Lecture 28 Big Data Flashcards
Define big data
Big data is a very generic term to indicate datasets that are so large or complex that traditional data processing applications (e.g. desktop computer, small server or statistical tools normally used in a small scale) are inadequate for mining it.
What are the 3V of big data
- High volume
- High velocity
- High variety
Recently which 3 more V have been added?
- Highly variable
- High veracity (variation in quality)
- High value (which comes with complexity)
What is big data a combination of what sort of data
- unstructured
- semi-structured
- structured
Why is data collected?
It is collected so that it can be mined and used to build predictive models and other advanced analytics applications.
What is structured data?
Able to catalogue
What is unstructured data?
Behavioural or ambiguous data
Does big data associate to any specific volume of data?
No it can be deployed in terabytes (TB), petabytes (PB) and even exabytes (EB) of data, captured over time.
Whys is big data important to companies?
- use it to improve operations
- provide better customer service
- create personalized marketing campaigns
- faster decisions
- more-informed decisions
- they can become more customer-centric
Examples of big data?
- Business transaction systems
- Customer databases
- Medical records
- Internet clickstream logs
- Mobile applications
- Social networks
Examples of big data in SCIENCE?
- Scientific research repositories
- Machine-generated data
- Clinical records e.g. life-style, not just medical records
How is data left?
The data may be left in its raw form in big servers or preprocessed using data mining tools or data preparation software to be analysed e.g. Google/Amazon
How is Big Data used in Life Science?
- allows identification of risk factors in disease
- helps diagnose illnesses and conditions in individual patients
What is Big Data derived from?
Big data is derived from genomics, transcriptomes and epigenomics (OMICS) data of many individuals. It is also derived from electronic health records, social media, the web and other sources provides healthcare organisations and government agencies with up-to-the-minute information on infectious disease threats or outbreaks.

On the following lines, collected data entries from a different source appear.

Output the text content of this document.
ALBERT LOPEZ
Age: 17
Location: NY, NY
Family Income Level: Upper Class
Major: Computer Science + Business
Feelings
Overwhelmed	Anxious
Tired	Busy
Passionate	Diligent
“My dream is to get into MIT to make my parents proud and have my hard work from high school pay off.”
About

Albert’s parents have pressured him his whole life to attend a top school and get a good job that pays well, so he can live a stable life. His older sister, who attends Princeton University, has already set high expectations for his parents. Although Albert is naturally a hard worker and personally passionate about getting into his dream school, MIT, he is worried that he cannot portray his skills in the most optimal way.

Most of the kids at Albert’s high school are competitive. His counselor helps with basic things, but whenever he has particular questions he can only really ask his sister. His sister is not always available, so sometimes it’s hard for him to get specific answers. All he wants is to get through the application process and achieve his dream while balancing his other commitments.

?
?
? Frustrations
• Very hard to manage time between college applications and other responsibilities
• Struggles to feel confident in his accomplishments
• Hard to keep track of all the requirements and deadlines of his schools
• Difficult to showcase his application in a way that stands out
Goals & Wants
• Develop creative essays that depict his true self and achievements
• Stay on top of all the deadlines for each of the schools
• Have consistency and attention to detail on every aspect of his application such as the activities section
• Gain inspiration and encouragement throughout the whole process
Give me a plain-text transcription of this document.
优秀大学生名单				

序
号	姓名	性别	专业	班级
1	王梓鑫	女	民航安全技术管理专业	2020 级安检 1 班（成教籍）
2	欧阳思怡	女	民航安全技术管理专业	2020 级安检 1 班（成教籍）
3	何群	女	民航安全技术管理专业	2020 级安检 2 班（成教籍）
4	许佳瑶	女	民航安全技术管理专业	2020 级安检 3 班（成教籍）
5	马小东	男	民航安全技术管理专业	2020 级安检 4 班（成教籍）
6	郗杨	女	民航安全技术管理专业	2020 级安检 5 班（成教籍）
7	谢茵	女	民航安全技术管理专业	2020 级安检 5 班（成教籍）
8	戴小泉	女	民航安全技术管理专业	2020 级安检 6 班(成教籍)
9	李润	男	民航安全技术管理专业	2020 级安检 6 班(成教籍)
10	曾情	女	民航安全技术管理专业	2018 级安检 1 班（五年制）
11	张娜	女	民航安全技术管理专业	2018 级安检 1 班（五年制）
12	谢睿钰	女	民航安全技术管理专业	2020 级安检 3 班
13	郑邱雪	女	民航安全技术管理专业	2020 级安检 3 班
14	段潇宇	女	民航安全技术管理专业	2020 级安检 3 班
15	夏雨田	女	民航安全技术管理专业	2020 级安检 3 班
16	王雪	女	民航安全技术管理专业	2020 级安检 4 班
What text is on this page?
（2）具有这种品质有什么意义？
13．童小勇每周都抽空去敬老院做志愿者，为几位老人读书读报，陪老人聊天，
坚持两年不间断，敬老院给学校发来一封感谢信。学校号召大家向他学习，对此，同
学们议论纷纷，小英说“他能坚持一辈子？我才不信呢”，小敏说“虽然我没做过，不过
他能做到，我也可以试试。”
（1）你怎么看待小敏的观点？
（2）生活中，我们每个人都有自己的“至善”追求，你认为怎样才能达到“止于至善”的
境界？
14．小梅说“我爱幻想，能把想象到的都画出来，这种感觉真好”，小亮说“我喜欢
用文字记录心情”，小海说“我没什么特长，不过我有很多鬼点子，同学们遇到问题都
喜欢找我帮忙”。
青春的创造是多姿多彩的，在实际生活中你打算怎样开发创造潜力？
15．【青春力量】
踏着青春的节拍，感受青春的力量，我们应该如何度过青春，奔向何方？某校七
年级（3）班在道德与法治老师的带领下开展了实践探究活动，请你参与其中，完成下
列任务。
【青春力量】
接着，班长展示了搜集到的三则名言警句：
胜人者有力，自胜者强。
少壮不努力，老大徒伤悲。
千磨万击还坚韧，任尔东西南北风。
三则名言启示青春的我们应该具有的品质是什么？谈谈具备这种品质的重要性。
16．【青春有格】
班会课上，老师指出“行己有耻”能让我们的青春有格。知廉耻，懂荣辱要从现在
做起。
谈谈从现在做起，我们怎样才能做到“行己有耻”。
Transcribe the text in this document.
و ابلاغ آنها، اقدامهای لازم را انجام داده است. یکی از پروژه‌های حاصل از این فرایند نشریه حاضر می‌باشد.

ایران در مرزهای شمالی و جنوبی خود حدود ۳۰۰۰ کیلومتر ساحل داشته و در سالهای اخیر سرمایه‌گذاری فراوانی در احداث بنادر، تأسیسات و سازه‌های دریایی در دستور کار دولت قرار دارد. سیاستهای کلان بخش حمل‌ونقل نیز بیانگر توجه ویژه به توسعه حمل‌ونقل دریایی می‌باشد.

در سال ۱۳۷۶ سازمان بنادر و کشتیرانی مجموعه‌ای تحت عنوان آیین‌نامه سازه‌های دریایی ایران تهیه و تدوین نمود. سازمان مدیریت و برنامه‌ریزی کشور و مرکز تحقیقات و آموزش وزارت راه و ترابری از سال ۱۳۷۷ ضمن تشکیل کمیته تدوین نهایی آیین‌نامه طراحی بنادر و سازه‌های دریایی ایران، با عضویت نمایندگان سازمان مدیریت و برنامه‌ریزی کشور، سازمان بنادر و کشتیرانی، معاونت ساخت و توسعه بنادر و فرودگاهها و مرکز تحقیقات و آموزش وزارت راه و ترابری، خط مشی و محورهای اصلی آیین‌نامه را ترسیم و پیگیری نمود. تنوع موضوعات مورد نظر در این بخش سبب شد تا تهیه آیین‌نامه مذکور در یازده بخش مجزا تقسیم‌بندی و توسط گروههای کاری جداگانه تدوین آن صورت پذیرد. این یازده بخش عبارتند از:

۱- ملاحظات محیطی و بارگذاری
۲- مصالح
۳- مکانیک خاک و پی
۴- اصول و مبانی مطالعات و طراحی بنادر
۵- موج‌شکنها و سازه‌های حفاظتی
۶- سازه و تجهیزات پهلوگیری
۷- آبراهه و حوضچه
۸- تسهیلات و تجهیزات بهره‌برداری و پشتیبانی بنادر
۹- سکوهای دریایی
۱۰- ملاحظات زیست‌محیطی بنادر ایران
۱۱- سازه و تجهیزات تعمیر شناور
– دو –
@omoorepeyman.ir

How is big data being used in the COVID-19 pandemic?
AI and big data and playing a key role in modelling as well as making predictions for the effect of the measures enforces as well as the science of the virus itself.
What has poor prediction power on its own?
Genomics
What else is used to increase the predictive power?
Lifestyle and environmental predictions
Describe the abdominal aortic aneurysm example of Big Data
- Genome is taken alongside lifestyle and physiology
- Their genes, how these genes are activated, mutations and health records build HEAL: a machine learning framework.
- This is carried out on many people, a prediction about the predisposition of individuals to the disease.
- Predisposition (genome) and lifestyle are balanced against each other before management of heath is directed
- Genes are identified and their specific pathways
Eventually, the data is arranged to show the factors associated to risk. Red – genome, blue – eco, yellow – mixture. The closer the number is to 1, the better at predicting the model is. It is evident genome has a low predictive power compared to lifestyle in this case.
Describe the challenges of Big Data in life science
- Data analysis
- Data curation i.e. making it as high quality as possible
- Searching engines i.e. so they’re powerful enough to search for the full/whole data points
- Data sharing is needed from many different labs to build up big data
- Data storage and transfer
- Data visualisation
- Information privacy
Advantage of big data
High predictive power
Why does big data lead to more confident decision making
High accuracy
In biology what has occurred as a result of high-throughput genomics?
Life scientists are starting to grapple with massive datasets, encountering big data challenges
Define data science
Data science is a multi-disciplinary field that uses scientific methods, processes, algorithms and systems to extract knowledge and insights from structured and unstructured data
Define machine learning
Machine learning (ML) is the scientific study of algorithms and statistical models that computer systems use to perform a specific task without using explicit instructions, relying on patterns and inference instead.